Abstract
Large-scale recumbent folds are recognized in the Coosa Valley in Shelby and Talladega Counties, Alabama, on the basis of map pattern, structural data gathered in the field, and top sense derived from stratigraphic sequence and primary sedimentary features. Recumbent folds at two structural levels deform rocks ranging in age from Ordovician to Mississippian.
The structure evolved in three stages. Westward-directed recumbent folding about north-trending axes in Early Mississippian time was followed by refolding about upright northeast-trending axes in Pennsylvanian or later time. During or after the late folding, the area was arched by a broad, gently southeast-plunging cross anticline over which northeast structural axes were locally rotated to north-south and east-west trends.

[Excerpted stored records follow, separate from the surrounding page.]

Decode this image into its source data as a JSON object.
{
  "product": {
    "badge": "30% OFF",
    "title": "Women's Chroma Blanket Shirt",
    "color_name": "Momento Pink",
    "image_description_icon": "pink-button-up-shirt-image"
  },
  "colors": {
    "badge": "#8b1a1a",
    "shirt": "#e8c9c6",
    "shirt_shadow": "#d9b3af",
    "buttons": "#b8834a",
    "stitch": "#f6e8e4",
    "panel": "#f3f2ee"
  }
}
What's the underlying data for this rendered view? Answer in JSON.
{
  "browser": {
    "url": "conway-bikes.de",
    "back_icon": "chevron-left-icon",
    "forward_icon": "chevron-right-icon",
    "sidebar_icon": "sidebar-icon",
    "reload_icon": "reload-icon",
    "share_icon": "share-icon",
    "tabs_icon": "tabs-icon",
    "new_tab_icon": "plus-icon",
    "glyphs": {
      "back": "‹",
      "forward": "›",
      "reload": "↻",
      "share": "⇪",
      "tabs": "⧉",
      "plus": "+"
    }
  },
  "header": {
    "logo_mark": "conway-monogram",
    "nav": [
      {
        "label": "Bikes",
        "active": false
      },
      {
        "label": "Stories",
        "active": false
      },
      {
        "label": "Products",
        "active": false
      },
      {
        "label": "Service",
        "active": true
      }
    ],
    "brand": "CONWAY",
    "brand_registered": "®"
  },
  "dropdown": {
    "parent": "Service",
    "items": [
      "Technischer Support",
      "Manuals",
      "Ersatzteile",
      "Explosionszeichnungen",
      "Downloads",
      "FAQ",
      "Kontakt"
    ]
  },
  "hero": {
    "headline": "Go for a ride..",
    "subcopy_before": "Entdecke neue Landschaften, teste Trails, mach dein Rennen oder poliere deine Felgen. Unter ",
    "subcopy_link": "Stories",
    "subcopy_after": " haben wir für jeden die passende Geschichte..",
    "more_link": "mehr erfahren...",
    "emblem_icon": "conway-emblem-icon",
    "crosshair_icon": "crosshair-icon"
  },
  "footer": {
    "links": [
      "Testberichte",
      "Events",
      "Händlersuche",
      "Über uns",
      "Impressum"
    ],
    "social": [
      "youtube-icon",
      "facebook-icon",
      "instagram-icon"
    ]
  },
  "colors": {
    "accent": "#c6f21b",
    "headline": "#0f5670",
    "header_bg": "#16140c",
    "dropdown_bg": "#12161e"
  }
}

Recumbent folding was accompanied by soft-sediment deformation within the Mississippian Floyd Shale, which in Shelby County is interpreted as flysch that was deposited during this folding. The Floyd grades upward and laterally into marine molasse (Parkwood Formation) and later into nonmarine molasse (Pottsville Formation) of Pennsylvanian age. Mississippian Floyd Shale is the youngest unit involved in the recumbent folding.
The Alabama nappes probably were formed by gravitational sliding of cover rocks toward the west or southwest into the Floyd flysch basin.